Labour market statistics from the Department for the Economy show the unemployment rate was 3.5% in the three months between December and February 2018 - a fall of almost 2% against the same period last year.
Ulster Bank chief economist, Northern Ireland, Richard Ramsey said the news was encouraging, especially for women.
“Unemployment is also down relative to the previous quarter (3.8%) but is above the joint-record low of 3.2% posted during the three-month period to January 2018,” he said.
“Meanwhile, Northern Ireland’s unemployment rate amongst females has never been lower.
“The unemployment rate fell to 2.1% in the latest period which compares with 4.6% for males.

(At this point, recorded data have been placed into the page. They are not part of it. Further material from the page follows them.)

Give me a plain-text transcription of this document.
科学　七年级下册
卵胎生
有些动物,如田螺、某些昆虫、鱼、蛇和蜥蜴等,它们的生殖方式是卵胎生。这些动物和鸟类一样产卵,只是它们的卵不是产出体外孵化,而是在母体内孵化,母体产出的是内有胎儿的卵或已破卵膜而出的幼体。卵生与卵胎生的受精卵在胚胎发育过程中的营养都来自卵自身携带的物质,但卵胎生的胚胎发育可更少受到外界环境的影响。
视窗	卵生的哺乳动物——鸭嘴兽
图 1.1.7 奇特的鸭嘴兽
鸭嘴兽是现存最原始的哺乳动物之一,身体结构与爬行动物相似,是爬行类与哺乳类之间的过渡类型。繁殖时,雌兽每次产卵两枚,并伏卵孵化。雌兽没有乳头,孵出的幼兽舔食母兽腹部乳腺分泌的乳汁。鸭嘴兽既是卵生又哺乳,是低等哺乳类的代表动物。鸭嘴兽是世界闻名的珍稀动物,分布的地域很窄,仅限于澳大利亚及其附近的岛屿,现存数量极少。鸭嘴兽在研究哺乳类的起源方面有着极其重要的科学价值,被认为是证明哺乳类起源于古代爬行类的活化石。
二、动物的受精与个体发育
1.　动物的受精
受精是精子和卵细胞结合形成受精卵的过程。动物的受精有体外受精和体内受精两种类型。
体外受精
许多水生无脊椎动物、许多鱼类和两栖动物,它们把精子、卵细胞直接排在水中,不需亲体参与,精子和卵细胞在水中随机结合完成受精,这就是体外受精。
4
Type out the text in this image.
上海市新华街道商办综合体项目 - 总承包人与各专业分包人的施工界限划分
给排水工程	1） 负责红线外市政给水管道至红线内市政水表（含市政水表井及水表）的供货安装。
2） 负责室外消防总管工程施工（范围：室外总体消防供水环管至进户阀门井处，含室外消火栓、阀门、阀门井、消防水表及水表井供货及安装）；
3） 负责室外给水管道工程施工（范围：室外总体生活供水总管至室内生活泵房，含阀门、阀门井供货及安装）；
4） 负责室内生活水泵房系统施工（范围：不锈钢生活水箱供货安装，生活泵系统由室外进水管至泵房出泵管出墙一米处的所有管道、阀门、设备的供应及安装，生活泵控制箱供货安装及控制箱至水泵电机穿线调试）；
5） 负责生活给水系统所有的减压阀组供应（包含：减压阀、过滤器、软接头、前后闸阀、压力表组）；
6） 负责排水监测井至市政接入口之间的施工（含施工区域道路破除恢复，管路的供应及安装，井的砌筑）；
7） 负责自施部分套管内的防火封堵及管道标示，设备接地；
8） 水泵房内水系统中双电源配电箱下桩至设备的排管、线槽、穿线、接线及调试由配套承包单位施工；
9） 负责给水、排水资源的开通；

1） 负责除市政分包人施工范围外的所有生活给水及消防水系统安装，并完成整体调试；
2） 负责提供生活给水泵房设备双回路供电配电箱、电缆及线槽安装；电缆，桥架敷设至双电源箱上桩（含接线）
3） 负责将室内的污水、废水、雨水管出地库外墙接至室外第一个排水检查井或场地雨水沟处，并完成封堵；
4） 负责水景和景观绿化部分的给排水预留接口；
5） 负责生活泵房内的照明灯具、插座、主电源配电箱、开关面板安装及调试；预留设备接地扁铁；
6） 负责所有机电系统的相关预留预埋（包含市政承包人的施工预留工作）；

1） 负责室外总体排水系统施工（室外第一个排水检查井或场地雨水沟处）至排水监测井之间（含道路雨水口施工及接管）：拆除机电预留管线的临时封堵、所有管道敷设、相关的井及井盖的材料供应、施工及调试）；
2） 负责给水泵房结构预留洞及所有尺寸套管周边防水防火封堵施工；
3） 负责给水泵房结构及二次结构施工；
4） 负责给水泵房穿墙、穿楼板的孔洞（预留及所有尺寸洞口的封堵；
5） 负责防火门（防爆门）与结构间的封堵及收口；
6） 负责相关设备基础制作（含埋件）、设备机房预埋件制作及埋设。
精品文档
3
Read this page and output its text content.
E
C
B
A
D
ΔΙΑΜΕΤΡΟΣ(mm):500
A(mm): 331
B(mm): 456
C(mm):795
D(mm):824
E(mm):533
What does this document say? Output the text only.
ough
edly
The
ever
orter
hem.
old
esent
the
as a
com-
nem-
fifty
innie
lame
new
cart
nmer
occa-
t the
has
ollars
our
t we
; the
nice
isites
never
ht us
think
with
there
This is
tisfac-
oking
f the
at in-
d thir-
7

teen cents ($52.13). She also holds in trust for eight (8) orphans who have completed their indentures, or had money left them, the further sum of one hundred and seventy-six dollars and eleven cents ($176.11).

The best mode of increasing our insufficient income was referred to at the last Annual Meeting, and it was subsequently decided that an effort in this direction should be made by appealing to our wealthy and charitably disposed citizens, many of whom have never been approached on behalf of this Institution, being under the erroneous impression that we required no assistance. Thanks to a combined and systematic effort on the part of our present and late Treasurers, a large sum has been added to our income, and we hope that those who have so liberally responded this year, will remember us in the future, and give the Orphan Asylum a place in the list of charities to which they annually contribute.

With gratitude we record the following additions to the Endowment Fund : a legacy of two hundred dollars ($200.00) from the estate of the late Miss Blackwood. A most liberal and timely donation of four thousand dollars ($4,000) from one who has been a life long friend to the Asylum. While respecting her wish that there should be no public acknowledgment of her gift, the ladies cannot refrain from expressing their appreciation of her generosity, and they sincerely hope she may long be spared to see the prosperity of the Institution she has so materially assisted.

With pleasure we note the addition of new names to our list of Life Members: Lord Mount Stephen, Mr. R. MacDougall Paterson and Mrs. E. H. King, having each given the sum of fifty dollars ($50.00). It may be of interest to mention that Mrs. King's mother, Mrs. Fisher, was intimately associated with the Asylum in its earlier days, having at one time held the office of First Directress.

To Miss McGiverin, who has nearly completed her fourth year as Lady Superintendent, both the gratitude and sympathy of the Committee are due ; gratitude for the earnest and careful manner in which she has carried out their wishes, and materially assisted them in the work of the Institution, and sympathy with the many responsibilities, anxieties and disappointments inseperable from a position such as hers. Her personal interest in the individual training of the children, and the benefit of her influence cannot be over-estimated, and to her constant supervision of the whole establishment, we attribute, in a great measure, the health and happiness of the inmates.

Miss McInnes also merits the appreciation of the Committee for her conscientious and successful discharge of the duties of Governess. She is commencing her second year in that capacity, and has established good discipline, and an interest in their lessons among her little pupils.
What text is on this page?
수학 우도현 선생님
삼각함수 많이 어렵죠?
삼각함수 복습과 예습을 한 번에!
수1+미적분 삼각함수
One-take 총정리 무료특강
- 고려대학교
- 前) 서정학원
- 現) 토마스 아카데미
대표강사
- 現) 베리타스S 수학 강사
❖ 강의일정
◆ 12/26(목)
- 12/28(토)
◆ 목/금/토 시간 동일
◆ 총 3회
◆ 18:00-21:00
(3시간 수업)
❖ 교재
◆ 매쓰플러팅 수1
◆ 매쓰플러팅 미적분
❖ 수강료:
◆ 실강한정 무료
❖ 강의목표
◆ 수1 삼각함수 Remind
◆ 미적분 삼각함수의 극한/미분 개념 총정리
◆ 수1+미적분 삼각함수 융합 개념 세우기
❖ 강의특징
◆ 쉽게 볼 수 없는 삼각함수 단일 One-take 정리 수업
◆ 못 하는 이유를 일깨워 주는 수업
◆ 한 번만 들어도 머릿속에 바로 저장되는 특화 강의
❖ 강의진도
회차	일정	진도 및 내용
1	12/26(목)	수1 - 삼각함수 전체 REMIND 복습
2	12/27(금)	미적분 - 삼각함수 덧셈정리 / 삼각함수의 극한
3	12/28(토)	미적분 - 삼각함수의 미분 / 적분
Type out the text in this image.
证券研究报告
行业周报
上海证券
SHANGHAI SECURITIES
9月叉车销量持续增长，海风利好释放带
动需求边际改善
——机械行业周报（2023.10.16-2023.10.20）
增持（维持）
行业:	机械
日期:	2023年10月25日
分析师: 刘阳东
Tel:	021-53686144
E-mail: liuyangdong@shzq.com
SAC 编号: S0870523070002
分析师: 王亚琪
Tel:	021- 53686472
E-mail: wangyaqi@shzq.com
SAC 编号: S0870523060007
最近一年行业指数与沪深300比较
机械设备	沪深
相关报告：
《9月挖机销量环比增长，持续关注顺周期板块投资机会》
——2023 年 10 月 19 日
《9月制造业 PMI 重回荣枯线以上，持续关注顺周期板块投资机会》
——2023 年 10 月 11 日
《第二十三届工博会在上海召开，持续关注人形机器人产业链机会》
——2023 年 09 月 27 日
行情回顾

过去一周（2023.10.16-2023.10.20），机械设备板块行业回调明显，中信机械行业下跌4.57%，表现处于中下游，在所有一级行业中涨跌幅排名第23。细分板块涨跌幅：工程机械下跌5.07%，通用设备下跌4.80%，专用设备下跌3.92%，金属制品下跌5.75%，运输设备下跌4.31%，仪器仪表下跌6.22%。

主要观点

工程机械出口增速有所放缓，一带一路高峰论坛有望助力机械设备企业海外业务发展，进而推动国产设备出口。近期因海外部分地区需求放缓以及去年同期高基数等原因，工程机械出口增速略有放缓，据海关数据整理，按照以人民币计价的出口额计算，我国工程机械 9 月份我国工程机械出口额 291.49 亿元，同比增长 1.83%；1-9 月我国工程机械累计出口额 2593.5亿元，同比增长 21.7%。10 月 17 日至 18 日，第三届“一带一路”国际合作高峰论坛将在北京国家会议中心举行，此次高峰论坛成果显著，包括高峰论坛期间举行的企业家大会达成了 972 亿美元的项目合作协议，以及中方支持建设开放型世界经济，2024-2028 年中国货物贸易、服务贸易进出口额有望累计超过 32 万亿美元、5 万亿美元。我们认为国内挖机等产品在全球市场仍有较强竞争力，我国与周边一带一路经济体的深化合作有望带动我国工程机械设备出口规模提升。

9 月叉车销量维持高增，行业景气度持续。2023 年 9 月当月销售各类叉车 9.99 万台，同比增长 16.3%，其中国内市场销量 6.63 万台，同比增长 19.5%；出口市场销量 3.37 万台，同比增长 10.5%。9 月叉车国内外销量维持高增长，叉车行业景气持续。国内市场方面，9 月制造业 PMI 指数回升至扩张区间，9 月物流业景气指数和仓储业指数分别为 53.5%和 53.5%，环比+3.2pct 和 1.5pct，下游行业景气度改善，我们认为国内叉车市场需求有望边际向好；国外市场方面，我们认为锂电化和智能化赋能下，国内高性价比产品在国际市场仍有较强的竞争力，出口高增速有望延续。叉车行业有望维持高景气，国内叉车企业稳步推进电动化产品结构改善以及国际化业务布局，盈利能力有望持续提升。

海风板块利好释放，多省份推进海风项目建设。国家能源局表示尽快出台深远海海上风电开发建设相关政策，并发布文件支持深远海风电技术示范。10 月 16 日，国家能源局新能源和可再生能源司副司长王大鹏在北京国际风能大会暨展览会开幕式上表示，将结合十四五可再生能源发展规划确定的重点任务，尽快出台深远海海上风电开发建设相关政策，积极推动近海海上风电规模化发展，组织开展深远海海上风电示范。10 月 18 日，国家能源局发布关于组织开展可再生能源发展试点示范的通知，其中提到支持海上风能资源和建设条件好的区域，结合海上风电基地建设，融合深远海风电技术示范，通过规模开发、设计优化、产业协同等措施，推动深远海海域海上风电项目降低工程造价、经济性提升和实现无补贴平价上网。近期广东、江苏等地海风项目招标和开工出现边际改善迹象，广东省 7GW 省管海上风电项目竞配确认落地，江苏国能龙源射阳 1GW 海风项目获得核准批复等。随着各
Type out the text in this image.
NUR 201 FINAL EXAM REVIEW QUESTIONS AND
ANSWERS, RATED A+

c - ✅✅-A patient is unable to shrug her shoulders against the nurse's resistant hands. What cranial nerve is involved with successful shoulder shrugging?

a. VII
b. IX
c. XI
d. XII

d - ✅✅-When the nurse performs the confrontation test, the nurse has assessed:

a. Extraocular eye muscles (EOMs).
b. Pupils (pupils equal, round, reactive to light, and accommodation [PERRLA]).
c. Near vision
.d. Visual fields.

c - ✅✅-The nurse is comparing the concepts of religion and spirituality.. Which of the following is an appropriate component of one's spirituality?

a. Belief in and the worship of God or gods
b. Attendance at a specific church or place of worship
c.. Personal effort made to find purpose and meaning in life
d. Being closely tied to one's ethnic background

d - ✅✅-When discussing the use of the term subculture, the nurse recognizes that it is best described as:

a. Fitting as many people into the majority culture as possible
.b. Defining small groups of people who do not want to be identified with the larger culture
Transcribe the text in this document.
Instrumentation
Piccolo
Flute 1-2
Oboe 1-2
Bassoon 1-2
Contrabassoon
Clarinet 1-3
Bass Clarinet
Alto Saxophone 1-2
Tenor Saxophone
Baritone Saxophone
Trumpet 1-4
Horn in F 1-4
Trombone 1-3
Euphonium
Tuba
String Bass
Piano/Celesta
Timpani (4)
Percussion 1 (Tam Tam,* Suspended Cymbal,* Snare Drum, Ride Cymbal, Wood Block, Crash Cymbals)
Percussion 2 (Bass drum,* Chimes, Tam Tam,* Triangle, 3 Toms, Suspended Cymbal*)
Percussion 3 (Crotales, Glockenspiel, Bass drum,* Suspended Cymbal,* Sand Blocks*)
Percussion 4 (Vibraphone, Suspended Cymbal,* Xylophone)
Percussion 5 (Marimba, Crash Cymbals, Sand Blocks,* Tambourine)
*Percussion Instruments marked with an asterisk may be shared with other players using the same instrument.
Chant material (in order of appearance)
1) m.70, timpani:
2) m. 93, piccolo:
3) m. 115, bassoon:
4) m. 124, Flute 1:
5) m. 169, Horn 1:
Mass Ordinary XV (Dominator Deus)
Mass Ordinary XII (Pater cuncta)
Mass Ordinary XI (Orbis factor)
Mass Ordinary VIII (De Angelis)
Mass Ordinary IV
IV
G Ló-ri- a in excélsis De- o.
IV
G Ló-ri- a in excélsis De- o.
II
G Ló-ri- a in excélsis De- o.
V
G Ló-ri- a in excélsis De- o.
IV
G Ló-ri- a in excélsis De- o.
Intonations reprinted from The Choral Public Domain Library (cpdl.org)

But while employment is rising, FSB NI policy chair, Tina McKenzie said there were other significant factors raising concern.
“Employment increasing and unemployment decreasing is certainly a good news story, in particular given that our unemployment rate is below the UK average, which isn’t always the case,” she said.
“However, economic inactivity remains a significant challenge in Northern Ireland, and while it has decreased this quarter, the gap between us and the rest of the UK is substantial.
At present the rate here stands at 27.9% compared to 21.2% for the UK as a whole.
“If one of the outworkings of Brexit is that our access to EU workers is restricted, then it is crucial that we have as many people participating in the labour market as possible.
“Full implementation of the ‘securing our success’ apprenticeships strategy, would be a first step in the right direction.”